The plan puts current Michigan practice started in October 2018 – based on a U.S. Supreme Court decision commonly known as the Wayfair ruling – into state law, leveling the playing field for retailers regardless of whether they have a store or other physical presence in the state. The bill package extends that to third-party sales facilitators, such as Amazon and eBay, requiring them to collect and remit sales tax for the sellers who sell on their marketplaces.
The plan calls for out-of-state online retailers selling to customers in Michigan to collect and send the 6 percent sales tax to the state. The measure applies to retailers, including marketplaces, with at least $100,000 in annual sales or more than 200 separate transactions.
“This isn’t a new tax – it’s a fairness issue with an existing tax,” said Afendoulis, chair of the Tax Policy Committee and a key sponsor of the bipartisan legislation. “Retailers who have a physical presence in Michigan, and retailers who don’t but only sell online, are required to collect and remit the sales tax. The same should hold true for the facilitators through which so many sellers operate.”
Afendoulis, of Grand Rapids Township, said the Tax Policy Committee studied the issue for several weeks to come up with a “thoughtful, thorough and effective” policy. House Bills 4540-4543 next advance to the House Ways and Means Committee for further consideration.
“The retail world is rapidly changing,” Afendoulis said. “Main Street isn’t simply a line of shops anymore. It also represents the lines of fiber optics buried beneath our streets, connecting buyers with sellers around the world.
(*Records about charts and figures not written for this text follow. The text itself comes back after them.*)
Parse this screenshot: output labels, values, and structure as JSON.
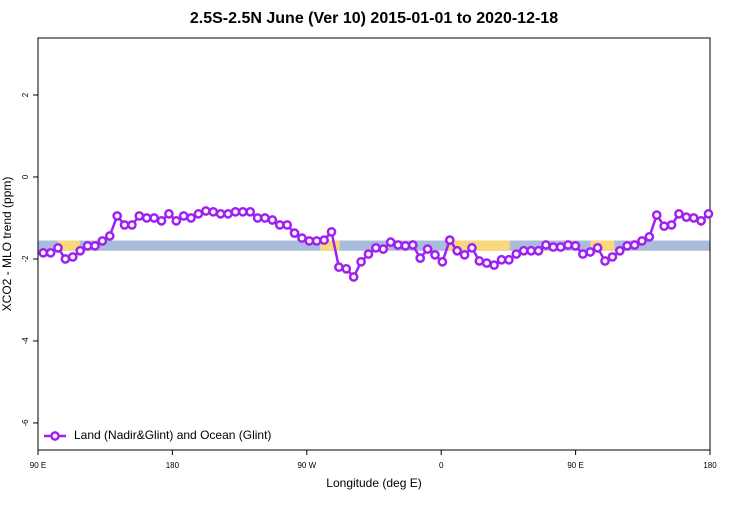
{
  "chart_data": {
    "type": "line",
    "title": "2.5S-2.5N June (Ver 10)   2015-01-01 to 2020-12-18",
    "x_label": "Longitude (deg E)",
    "y_label": "XCO2 - MLO trend (ppm)",
    "xlim": [
      90,
      540
    ],
    "ylim": [
      -6.66,
      3.39
    ],
    "xticks": [
      {
        "value": 90,
        "label": "90 E"
      },
      180,
      {
        "value": 270,
        "label": "90 W"
      },
      {
        "value": 360,
        "label": "0"
      },
      {
        "value": 450,
        "label": "90 E"
      },
      {
        "value": 540,
        "label": "180"
      }
    ],
    "yticks": [
      2,
      0,
      -2,
      -4,
      -6
    ],
    "band": {
      "ylim": [
        -1.8,
        -1.55
      ],
      "color": "#a9bcdb",
      "land_color": "#f7d87c",
      "land_ranges": [
        [
          103,
          118
        ],
        [
          279,
          292
        ],
        [
          364,
          406
        ],
        [
          460,
          476
        ]
      ]
    },
    "legend": "bottom-left",
    "x": [
      93.5,
      98.45,
      103.4,
      108.35,
      113.3,
      118.25,
      123.2,
      128.15,
      133.1,
      138.05,
      143,
      147.95,
      152.9,
      157.85,
      162.8,
      167.75,
      172.7,
      177.65,
      182.6,
      187.55,
      192.5,
      197.45,
      202.4,
      207.35,
      212.3,
      217.25,
      222.2,
      227.15,
      232.1,
      237.05,
      242,
      246.95,
      251.9,
      256.85,
      261.8,
      266.75,
      271.7,
      276.65,
      281.6,
      286.55,
      291.5,
      296.45,
      301.4,
      306.35,
      311.3,
      316.25,
      321.2,
      326.15,
      331.1,
      336.05,
      341,
      345.95,
      350.9,
      355.85,
      360.8,
      365.75,
      370.7,
      375.65,
      380.6,
      385.55,
      390.5,
      395.45,
      400.4,
      405.35,
      410.3,
      415.25,
      420.2,
      425.15,
      430.1,
      435.05,
      440,
      444.95,
      449.9,
      454.85,
      459.8,
      464.75,
      469.7,
      474.65,
      479.6,
      484.55,
      489.5,
      494.45,
      499.4,
      504.35,
      509.3,
      514.25,
      519.2,
      524.15,
      529.1,
      534.05,
      539
    ],
    "series": [
      {
        "name": "Land (Nadir&Glint) and Ocean (Glint)",
        "color": "#a020f0",
        "values": [
          -1.85,
          -1.85,
          -1.73,
          -2.0,
          -1.95,
          -1.8,
          -1.68,
          -1.68,
          -1.56,
          -1.44,
          -0.95,
          -1.17,
          -1.17,
          -0.95,
          -1.0,
          -1.0,
          -1.07,
          -0.9,
          -1.07,
          -0.95,
          -1.0,
          -0.9,
          -0.83,
          -0.85,
          -0.9,
          -0.9,
          -0.85,
          -0.85,
          -0.85,
          -1.0,
          -1.0,
          -1.05,
          -1.17,
          -1.17,
          -1.37,
          -1.49,
          -1.56,
          -1.56,
          -1.54,
          -1.34,
          -2.2,
          -2.24,
          -2.44,
          -2.07,
          -1.88,
          -1.73,
          -1.76,
          -1.59,
          -1.66,
          -1.68,
          -1.66,
          -1.98,
          -1.76,
          -1.9,
          -2.07,
          -1.54,
          -1.8,
          -1.9,
          -1.73,
          -2.05,
          -2.1,
          -2.15,
          -2.02,
          -2.02,
          -1.88,
          -1.8,
          -1.8,
          -1.8,
          -1.66,
          -1.71,
          -1.71,
          -1.66,
          -1.68,
          -1.88,
          -1.83,
          -1.73,
          -2.05,
          -1.95,
          -1.8,
          -1.68,
          -1.66,
          -1.56,
          -1.46,
          -0.93,
          -1.2,
          -1.17,
          -0.9,
          -0.98,
          -1.0,
          -1.07,
          -0.9
        ]
      }
    ]
  }
}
This creates tremendous opportunities for both buyers and sellers, but our state law must adapt to keep pace.”
The legislation will erase a competitive disadvantage for Michigan retailers, who now suffer when shoppers locate an item in a brick-and-mortar store but then buy online through a third party to avoid paying state sales tax, which also cuts into funding for schools and other essential public services.
“Our changes address this competitive disadvantage suffered by business owners – including small, family-owned shops – who are simply trying to provide for their families and create jobs for others,” Afendoulis said. “I am honored to be part of a thoughtful, bipartisan process with Representatives Tenisha Yancey, Michael Webber and Joe Tate, and am grateful for the hard work by all stakeholders that went into these bills.”